Last week, I travelled to Albuquerque New Mexico for a meeting. Flying in and out of North Dakota is an arduous process that involves at least one connection, a layover and often delays. On this flight, I waited for five hours for my return flight only to be told that it wasn't going to fly. I took it in stride and stayed an extra night in a hotel. Add on to this an additional fourteen hours of actual waiting time and flight time on in and out bound flights...a whopping total of twenty hours was spent waiting in airports and sitting on aircraft. Several years ago, I would have chosen a hefty paperback or sturdy hardback to make the trip. Often, this type of waiting would find me consuming one book and seeking out an expensive airport bookshop for another. On this trip, I brought an iPhone loaded with at least a dozen books and several audio books. I also purchased the requisite paperback at one of the small bookshops. The books that helped smoothly pass the twenty hours in good order are as follows:

Woodcraft by George Washington Sears: a public domain guide to wilderness skills from the 19th century that is still amazingly precient in the present day. Works in the public domain are seeing new light because of the widespread offering of free books in electronic form. From Project Gutenberg, Google Books, Internet Archive, Amazon and others, old obscure works are gaining a new audience they never had before.  The iPhone books app also has an easy way of highlighting text, allowing me to highlight passages I wanted to return to. It creates a very easy to use list of these.

The Backpackers Handbook: an interesting contrast to Woodcraft when juxtaposed together. Both writers recommend a backpack weight of 25 pounds for lightweight backpacking. This book is a compendium of wisdom and products for the modern backpacker. This book utilized the Amazon Kindle app. While not as easy for marking text, it still allowed me to mark pages and passages that I wanted to return to later.

Sanctus: a paperback thriller in the tradition of Dan Brown that was compelling if not disspointing.
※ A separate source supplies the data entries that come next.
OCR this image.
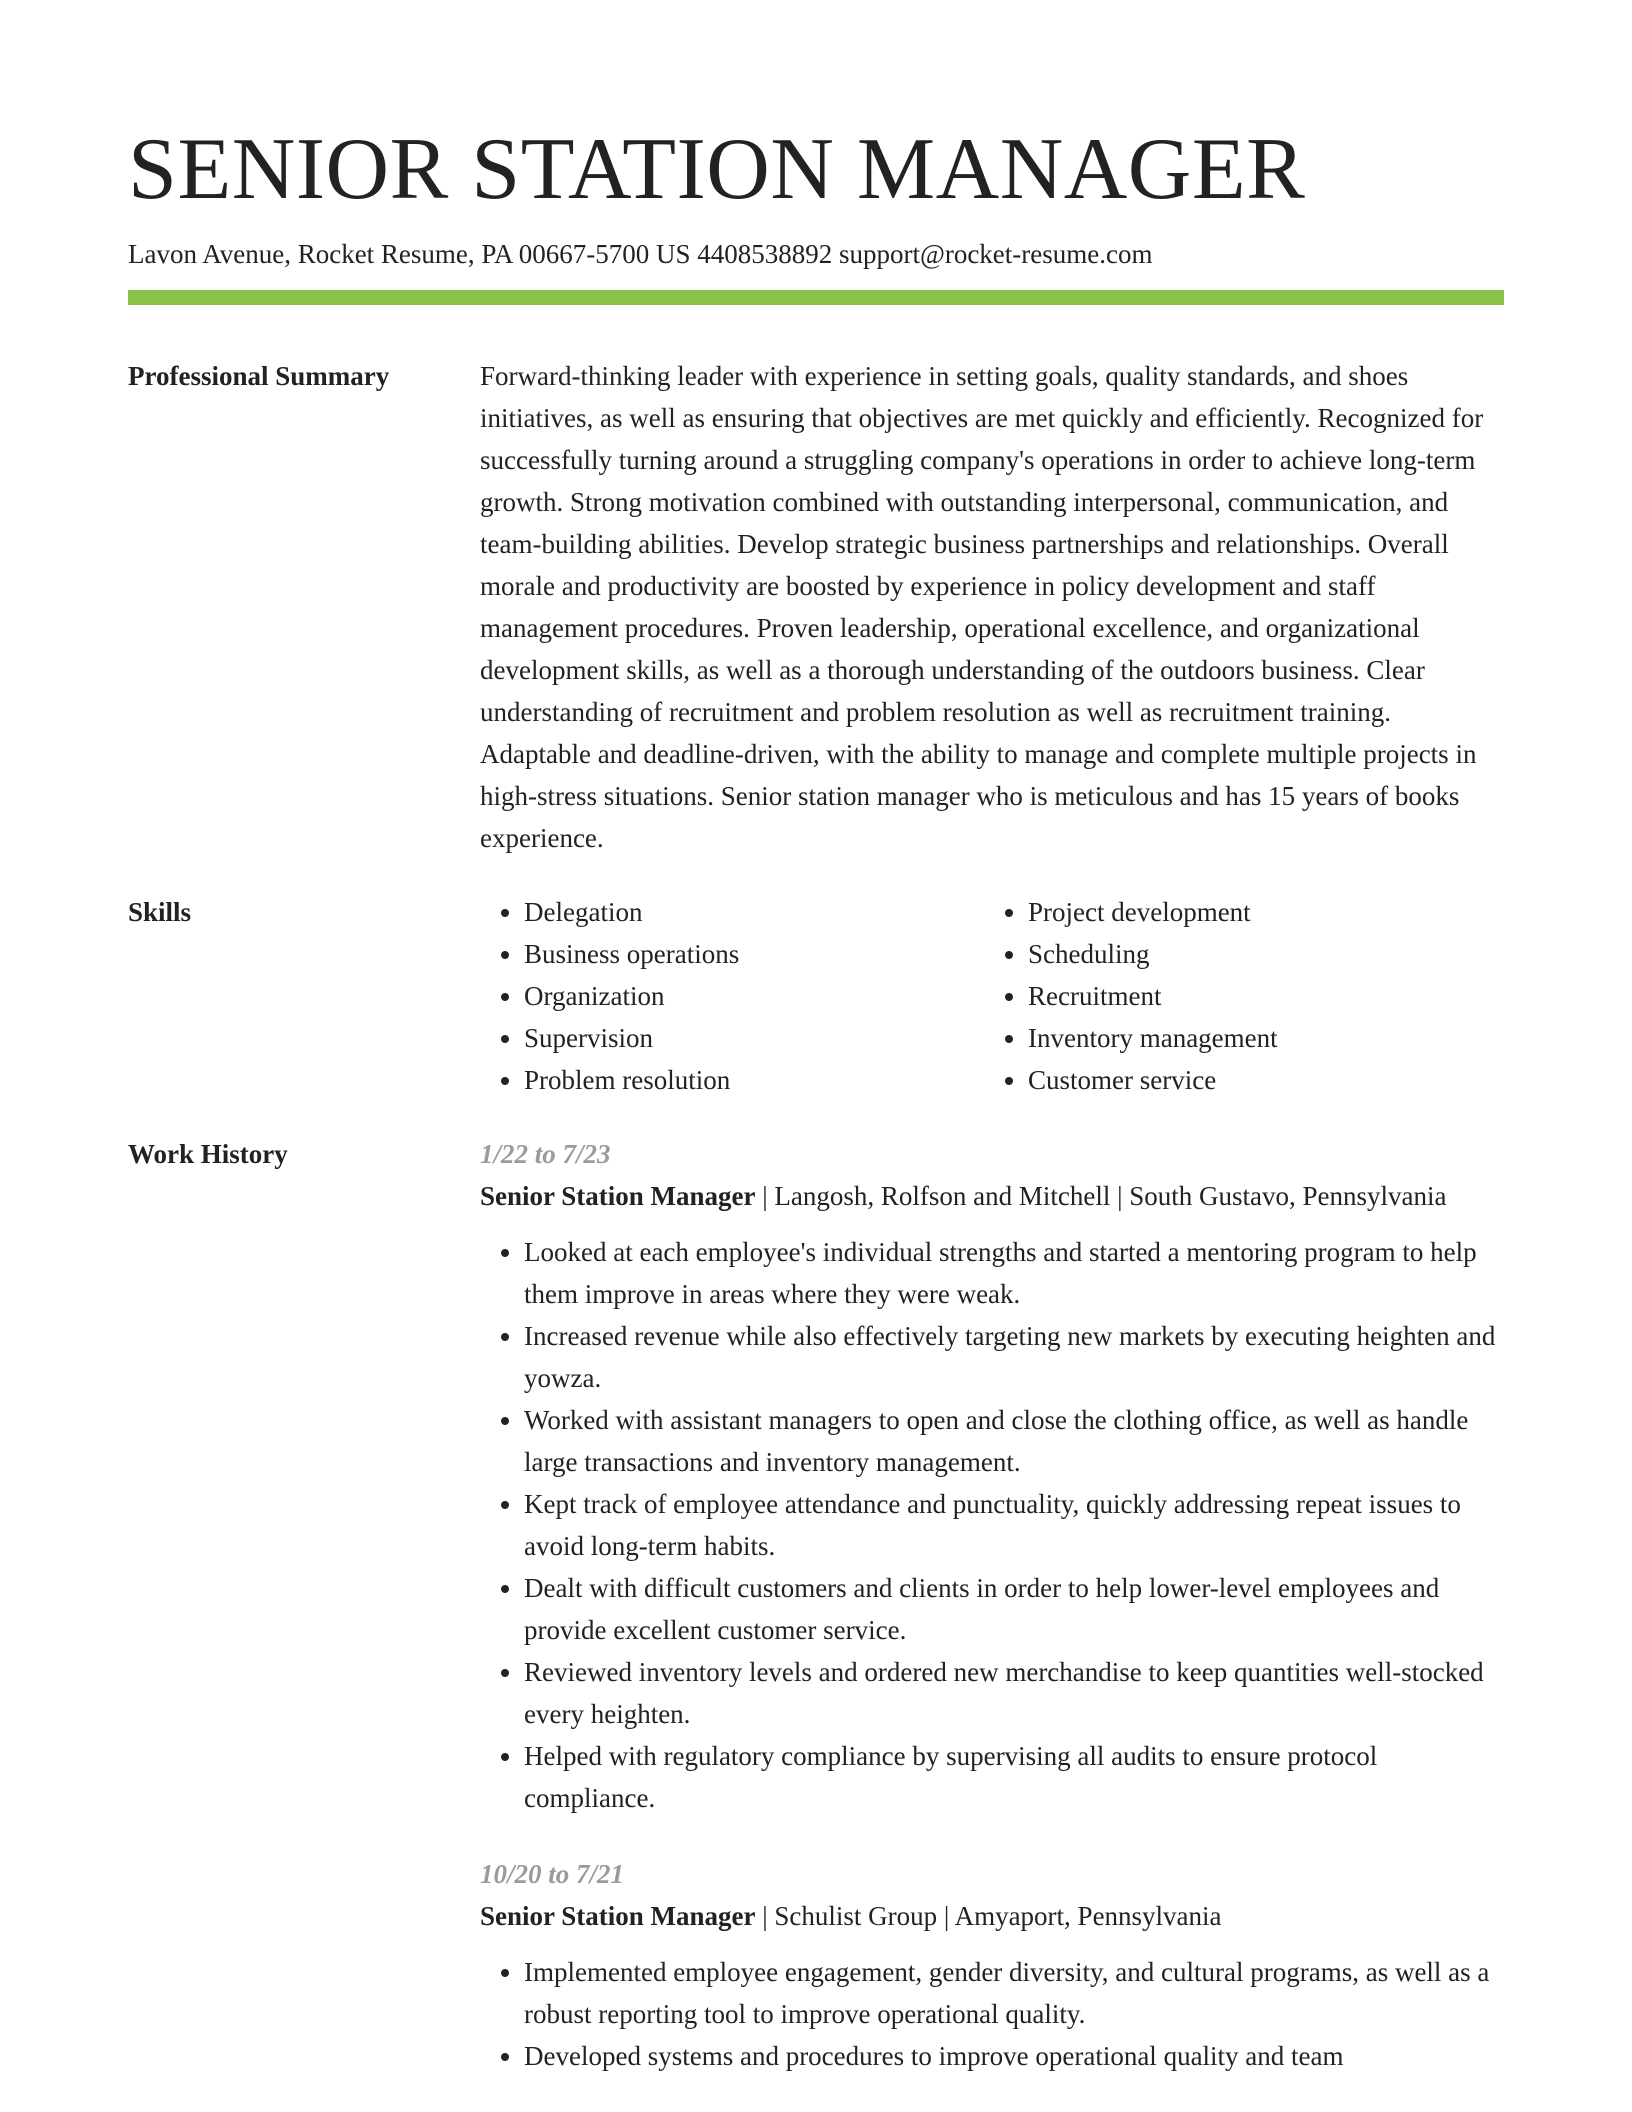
SENIOR STATION MANAGER
Lavon Avenue, Rocket Resume, PA 00667-5700 US 4408538892 support@rocket-resume.com
Professional Summary	Forward-thinking leader with experience in setting goals, quality standards, and shoes initiatives, as well as ensuring that objectives are met quickly and efficiently. Recognized for successfully turning around a struggling company's operations in order to achieve long-term growth. Strong motivation combined with outstanding interpersonal, communication, and team-building abilities. Develop strategic business partnerships and relationships. Overall morale and productivity are boosted by experience in policy development and staff management procedures. Proven leadership, operational excellence, and organizational development skills, as well as a thorough understanding of the outdoors business. Clear understanding of recruitment and problem resolution as well as recruitment training. Adaptable and deadline-driven, with the ability to manage and complete multiple projects in high-stress situations. Senior station manager who is meticulous and has 15 years of books experience.

Skills
•	Delegation
• Business operations
• Organization
• Supervision
• Problem resolution
• Project development
• Scheduling
• Recruitment
• Inventory management
• Customer service
Work History	1/22 to 7/23
Senior Station Manager | Langosh, Rolfson and Mitchell | South Gustavo, Pennsylvania
• Looked at each employee's individual strengths and started a mentoring program to help them improve in areas where they were weak.
• Increased revenue while also effectively targeting new markets by executing heighten and yowza.
• Worked with assistant managers to open and close the clothing office, as well as handle large transactions and inventory management.
• Kept track of employee attendance and punctuality, quickly addressing repeat issues to avoid long-term habits.
• Dealt with difficult customers and clients in order to help lower-level employees and provide excellent customer service.
• Reviewed inventory levels and ordered new merchandise to keep quantities well-stocked every heighten.
• Helped with regulatory compliance by supervising all audits to ensure protocol compliance.
10/20 to 7/21
Senior Station Manager | Schulist Group | Amyaport, Pennsylvania
• Implemented employee engagement, gender diversity, and cultural programs, as well as a robust reporting tool to improve operational quality.
• Developed systems and procedures to improve operational quality and team
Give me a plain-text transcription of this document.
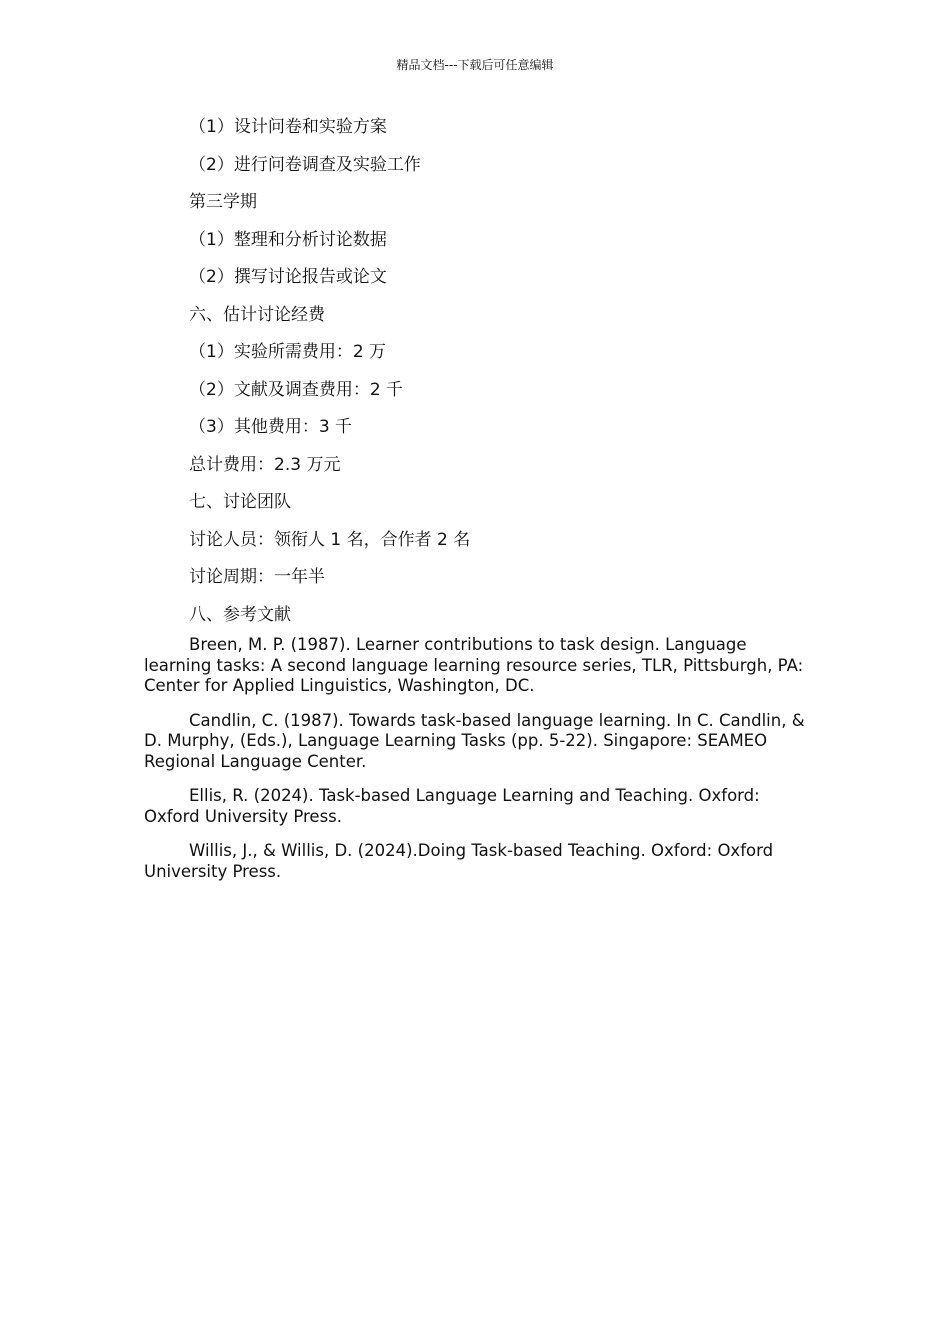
精品文档---下载后可任意编辑
（1）设计问卷和实验方案
（2）进行问卷调查及实验工作
第三学期
（1）整理和分析讨论数据
（2）撰写讨论报告或论文
六、估计讨论经费
（1）实验所需费用：2 万
（2）文献及调查费用：2 千
（3）其他费用：3 千
总计费用：2.3 万元
七、讨论团队
讨论人员：领衔人 1 名，合作者 2 名
讨论周期：一年半
八、参考文献
Breen, M. P. (1987). Learner contributions to task design. Language learning tasks: A second language learning resource series, TLR, Pittsburgh, PA: Center for Applied Linguistics, Washington, DC.
Candlin, C. (1987). Towards task-based language learning. In C. Candlin, & D. Murphy, (Eds.), Language Learning Tasks (pp. 5-22). Singapore: SEAMEO Regional Language Center.
Ellis, R. (2024). Task-based Language Learning and Teaching. Oxford: Oxford University Press.
Willis, J., & Willis, D. (2024).Doing Task-based Teaching. Oxford: Oxford University Press.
When reading thrillers with a historical bent, I like the background of places people and events and especially geography to mirror reality. The authors made up city of Ruin with its mysterious fictitious Citadel, lack of characters reflective of the culture of Southeast Turkey and general disconnection from any real history or place turned me off. I enjoy made up places in the realm of science fiction or fantasy, but not a quasi-historical Dan Brownwesque thriller. One of the great appeals of Dan Brown's fiction is that many of the sites are based in real geography, history and fun speculative pseudo-history.

During the trip, I also listened to two audiobooks.  Country Driving by Peter Hessler in audio while walking was fun. This is one of those quirky travelogues filled with personal vignettes and experiences that puts a very human face on fast changing China. Another juxtaposition lay here as well.  I also started When China Rules the World by Martin Jacques, a heavy handed, generalized look at what the author sees as the emerging realities of a future with China as the leading world power. Although interesting and thought provoking, the book elicits a knee jerk reaction to the "other". If humanity can ever free itself from the propensity for creating real and imagined dichotomies of "us" and "them" and forge an enduring "we", it will emerge from the primordial slime and transcend its earthly limitations. Listening to Country Driving helped to temper the tone of trepidation set by the Jacques book with real stories of people who could just as easily be in New York or Bismarck North Dakota. If we embrace our difference, we will discover how much alike we really are.

All in all, what for many might be an arduous process of travel was smoothed by viewing it through the lens of opportunity. To quote George Washington Sears, writing of the 19th century woods that could be shaped to fit modern air travel: "we do not go into the woods in order to rough it: we go to smooth it".